Broker tips: Inchcape, Whitbread, Rightmove
Jefferies initiated coverage on shares of car retailer Inchcape at 'buy' with an 845p price target on Tuesday, arguing that the "undervalued" distributor could drive upgrades by applying material surplus cash flow to M&A or share buybacks.
"Inchcape's valuation does not represent its repositioned business, strong cash flow and potential for upgrades," it said. "After a period of estimate resetting we now expect Inchcape to positive re-rate from depressed valuation multiples."
The US bank pointed out that Inchcape proactively seeks M&A targets and has completed eight distribution deals and two distribution acquisitions in the last few years. It estimated £0.9bn-£1bn of cumulative acquisition or share buyback firepower is possible over the next three years, with implied 23% to 48% earnings per share accretion.
Jefferies said it sees a sustainable role for automotive distributors, especially those focused on small and medium-sized markets.
"Inchcape is reshaping to address the opportunity with profitability increasingly weighted towards higher-margin, higher-return distribution, away from lower-margin, lower-return retail (93% of profits from distribution versus 71% in FY14).
"We see a greater understanding of the new shape as a key valuation re-rating driver."
Investors should stick with Whitbread shares despite weak trading because it is financially strong and a potential takeover target, Canaccord Genuity said.
Nigel Parson, Canaccord’s analyst, reiterated his ‘hold’ recommendation on Whitbread and left his price target of £51 unchanged after the budget hotel operator warned that economic uncertainty had reduced demand for its hotels.
Whitbread sold the Costa coffee chain in January, leaving the owner of Premier Inn with a business focused on its Premier Inn hotels. Parson said that although investors were disappointed by the trading update, the shares should be supported by Whitbread’s plan to return £2.5bn of Costa sale proceeds to shareholders.
He also said that the valuation was underpinned by about £5bn of freehold assets and a good record of weathering difficult markets. Whitbread could also be bought, he added.
“We retain our ‘hold’ recommendation, as we believe [Whitbread] remains vulnerable to takeover by a global hotel player acting in consort with a property fund or private equity,” Parson wrote in a note to clients. “Potential buyers could include InterContinental Hotels and Marriott or private equity.”

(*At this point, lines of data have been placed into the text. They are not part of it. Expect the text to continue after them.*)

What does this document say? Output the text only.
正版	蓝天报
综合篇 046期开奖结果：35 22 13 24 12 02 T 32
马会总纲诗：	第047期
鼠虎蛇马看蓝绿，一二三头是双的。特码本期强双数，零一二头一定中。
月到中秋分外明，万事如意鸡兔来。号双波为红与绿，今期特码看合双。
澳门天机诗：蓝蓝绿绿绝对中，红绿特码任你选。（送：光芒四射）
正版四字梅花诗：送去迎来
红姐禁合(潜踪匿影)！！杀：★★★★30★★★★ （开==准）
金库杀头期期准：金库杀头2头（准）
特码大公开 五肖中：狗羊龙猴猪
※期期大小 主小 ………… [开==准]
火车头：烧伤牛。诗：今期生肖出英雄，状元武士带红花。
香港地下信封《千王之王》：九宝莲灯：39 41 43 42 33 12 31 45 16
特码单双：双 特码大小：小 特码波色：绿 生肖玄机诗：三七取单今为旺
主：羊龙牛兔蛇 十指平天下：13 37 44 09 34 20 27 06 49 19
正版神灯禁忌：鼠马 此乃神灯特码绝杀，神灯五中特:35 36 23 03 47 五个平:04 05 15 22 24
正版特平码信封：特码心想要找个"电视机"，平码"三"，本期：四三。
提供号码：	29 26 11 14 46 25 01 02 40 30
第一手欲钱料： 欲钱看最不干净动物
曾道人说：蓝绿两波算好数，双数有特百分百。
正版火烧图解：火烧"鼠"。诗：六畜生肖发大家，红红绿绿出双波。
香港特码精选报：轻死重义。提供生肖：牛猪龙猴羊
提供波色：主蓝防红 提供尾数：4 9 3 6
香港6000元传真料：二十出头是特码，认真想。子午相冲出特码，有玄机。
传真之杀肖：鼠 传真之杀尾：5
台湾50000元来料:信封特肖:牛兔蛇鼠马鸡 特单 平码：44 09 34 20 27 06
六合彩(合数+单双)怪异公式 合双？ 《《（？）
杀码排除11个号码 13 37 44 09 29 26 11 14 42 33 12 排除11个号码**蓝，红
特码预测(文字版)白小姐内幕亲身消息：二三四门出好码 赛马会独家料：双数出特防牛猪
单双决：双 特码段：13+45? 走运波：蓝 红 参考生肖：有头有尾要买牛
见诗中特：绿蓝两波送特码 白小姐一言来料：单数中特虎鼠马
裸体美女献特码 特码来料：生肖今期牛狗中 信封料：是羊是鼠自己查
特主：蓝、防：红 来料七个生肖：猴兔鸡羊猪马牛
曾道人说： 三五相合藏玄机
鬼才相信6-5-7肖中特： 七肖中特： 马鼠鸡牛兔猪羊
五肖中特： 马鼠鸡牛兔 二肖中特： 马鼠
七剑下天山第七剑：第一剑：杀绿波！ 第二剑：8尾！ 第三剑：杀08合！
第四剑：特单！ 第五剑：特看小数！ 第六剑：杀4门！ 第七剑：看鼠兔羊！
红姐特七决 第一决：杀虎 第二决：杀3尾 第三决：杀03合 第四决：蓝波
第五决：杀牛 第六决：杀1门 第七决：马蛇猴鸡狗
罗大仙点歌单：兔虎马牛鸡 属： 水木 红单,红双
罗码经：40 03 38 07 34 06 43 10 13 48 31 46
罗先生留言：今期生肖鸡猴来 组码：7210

Parson said his estimate of a 1% decline in revenue per room this year may be too optimistic. Consensus forecasts for annual profit are likely to decline to a range of £400m to £415m, he added.
Deutsche Bank downgraded its recommendation on Rightmove to 'hold' from 'buy' on Tuesday as the stock nears its new price target of 530p, down from 550p.

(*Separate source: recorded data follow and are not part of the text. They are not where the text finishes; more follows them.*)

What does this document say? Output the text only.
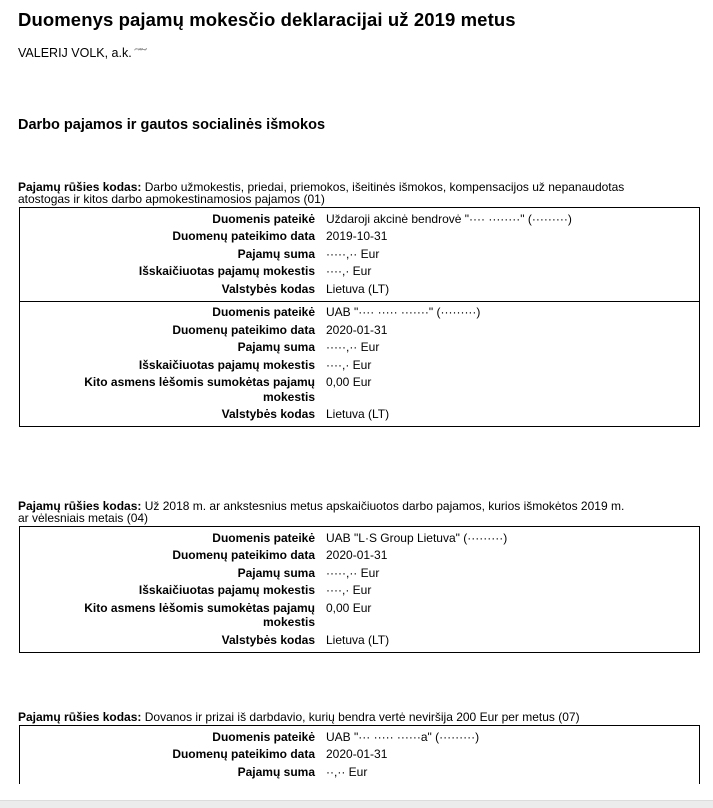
Duomenys pajamų mokesčio deklaracijai už 2019 metus
VALERIJ VOLK, a.k. ͠͠͠͠ ͠͠͠͠͠͠
Darbo pajamos ir gautos socialinės išmokos
Pajamų rūšies kodas: Darbo užmokestis, priedai, priemokos, išeitinės išmokos, kompensacijos už nepanaudotas atostogas ir kitos darbo apmokestinamosios pajamos (01)
Duomenis pateikė Uždaroji akcinė bendrovė "···· ········" (·········)
Duomenų pateikimo data 2019-10-31
Pajamų suma ·····,·· Eur
Išskaičiuotas pajamų mokestis ····,· Eur
Valstybės kodas Lietuva (LT)
Duomenis pateikė UAB "···· ····· ·······" (·········)
Duomenų pateikimo data 2020-01-31
Pajamų suma ·····,·· Eur
Išskaičiuotas pajamų mokestis ····,· Eur
Kito asmens lėšomis sumokėtas pajamų mokestis
0,00 Eur
Valstybės kodas Lietuva (LT)
Pajamų rūšies kodas: Už 2018 m. ar ankstesnius metus apskaičiuotos darbo pajamos, kurios išmokėtos 2019 m. ar vėlesniais metais (04)
Duomenis pateikė UAB "L·S Group Lietuva" (·········)
Duomenų pateikimo data 2020-01-31
Pajamų suma ·····,·· Eur
Išskaičiuotas pajamų mokestis ····,· Eur
Kito asmens lėšomis sumokėtas pajamų mokestis
0,00 Eur
Valstybės kodas Lietuva (LT)
Pajamų rūšies kodas: Dovanos ir prizai iš darbdavio, kurių bendra vertė neviršija 200 Eur per metus (07)
Duomenis pateikė UAB "··· ····· ······a" (·········)
Duomenų pateikimo data 2020-01-31
Pajamų suma ··,·· Eur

DB said Rightmove is the clear market leader in the UK online classified property vertical.
"With 76% share of time spent on the top four property classifieds and three/six times more monthly visits than No.2 /No.3 player, the Rightmove portal is a 'must have' for estate and letting agents to reach the widest possible audience of UK house hunters," it said.
However, the bank argued that the company's leadership position is now priced in.
DB still reckons Rightmove is well positioned to weather both competitive and cyclical pressures, thanks to its robust position providing premium products beyond basic listing, data insight tools and leads to agent clients. In addition, it said new product initiatives like the Rightmove Passport for tenants offer potential upside.
"However, as consensus partly caught up with our more bullish estimates, sentiment about exposure to the cycle is more muted and valuation appears more fair," it said, hence the downgrade.